Pathways there are none, save the hunter’s or the shepherd’s track, which may be seen winding capriciously over hill or across heathy strath, and losing itself in the far-off hazy edge of moorland. No bridge gives passage to the wayfarer over the stream. When the snow melts, or the autumnal rains descend, and the waters are swollen, the traveller swims the flood or wades the ford, and goes on his way over black bog or trackless moor., The roads which are one day to afford the means of communication betwixt the territory of tribe and tribe, and link hamlet to hamlet, await the coming of a future age with its necessities and arts. They are not needed in this, for the hunter disdains their use, and the trader has not yet found his way to a land where there is neither taste to appreciate nor money to purchase his wares.

The seas around the coast are even more solitary than the land. Seldom or never is the white gleam of sail seen upon them. They are vexed with frequent tempests, which, descending upon them from the north, raise their waters in mountainous masses, and hurl them against the shore as if they would drown the land;’ and even when the tempest has spent its fury and the billows again subside, it is not to sparkle gaily in the light like the seas of southern climes, but to lie sullen and dark, as if they still harboured their angry mood, and but waited an opportunity of renewing the war against the great rocks that guard the coast.

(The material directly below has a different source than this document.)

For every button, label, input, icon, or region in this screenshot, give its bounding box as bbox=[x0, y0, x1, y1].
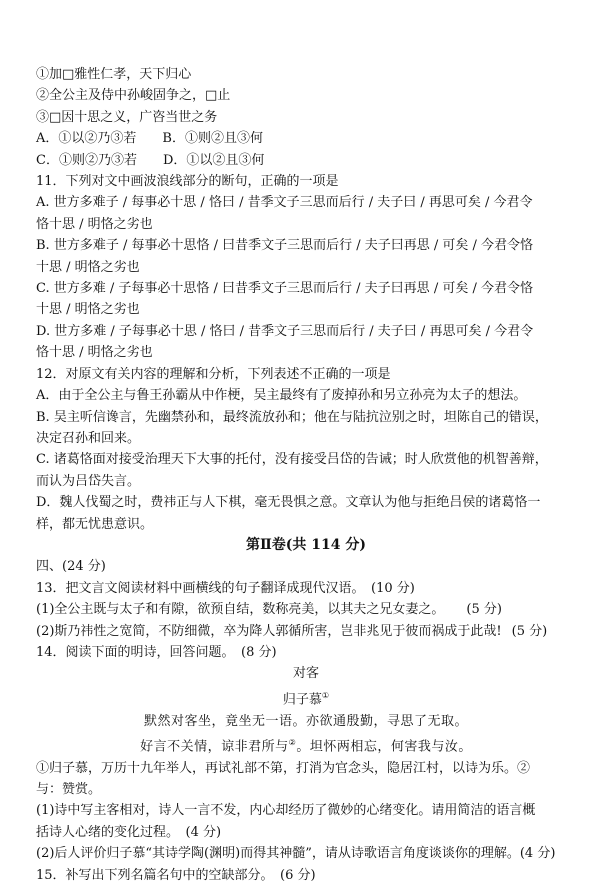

In the long line of its rockbound shore, no beacon light shines out to guide the mariner, and no harbour opens amid the wave to give shelter to his vessel, which driven by the winds, reels onward to inevitable shipwreck. To these very real and formidable dangers, the imagination of the mariner added others, which were only the more alarming that they were vague and unknown. Rumour spoke of the region as overhung by perpetual darkness, and abounding in unknown perils and monsters of dreadful shape; and when the navigator found himself drawing nigh this haunted shore, he put his helm about and bore away to other and safer coasts. "If we trust the description of Procopius, Scotland was the real infernal region of the ancients, to which the souls of the dead passed in Charon’s boat from the opposite shore of Germany’ and where, of course, Ulysses must have gone to converse with them."3

"From earth a night

There of dim clouds ascends, and doubtful light."

Such was the Scotland which presented itself to the eyes of its first invaders, Agricola and Tacitus. What an intense earth-greed must have possessed the Roman when he coveted this poor country!


FOOTNOTES

1.The author has assumed that Tacitus accompanies his father-in-law to Britain. This impression, amounting to almost certainty, was produced by his perusal of the "Life of Agricola." In describing the country and its inhabitants, Tacitus takes the attitude of an eye-witness. When he speaks of those parts to which Agricola and the legions did not penetrate, he gives us the testimony of others, using the phrase, "they represent," but he drops the phrase when he has occasion to speak of what he himself must have seen, on the supposition that he accompanied the army into Scotland. Referring to former writers who had treated of Britain, he says, "I shall describe anew on the evidence of facts." Moreover, his sketches abound in minute and graphic traits, the picture of the battlefield at the foot of the Grampians, for instance, such as would linger in the memory and flow from the pen of only an eye-witness. Since forming this opinion, the author has been confirmed in it by discovering that Dr. Leonard Schmitz had come to the same conclusion, and on much the same grounds. "In A.D.78, he (Tacitus) married the daughter of Agricola," says he, "and as in the same year the latter proceeded to Britain, it is not unlikely that Tacitus may have accompanied him; for in some parts of the life of Agricola he shows a knowledge of the country which could scarcely have been acquired without seeing it."—A History of Latin Literature, by Leonard Schmitz, LL.D., p. 167, Lond. 1877.

2. Tacit., Vit. Agric., cap. 10.

3. Pinkerton, Enquiry into the History of Scotland, vol. ii. 50.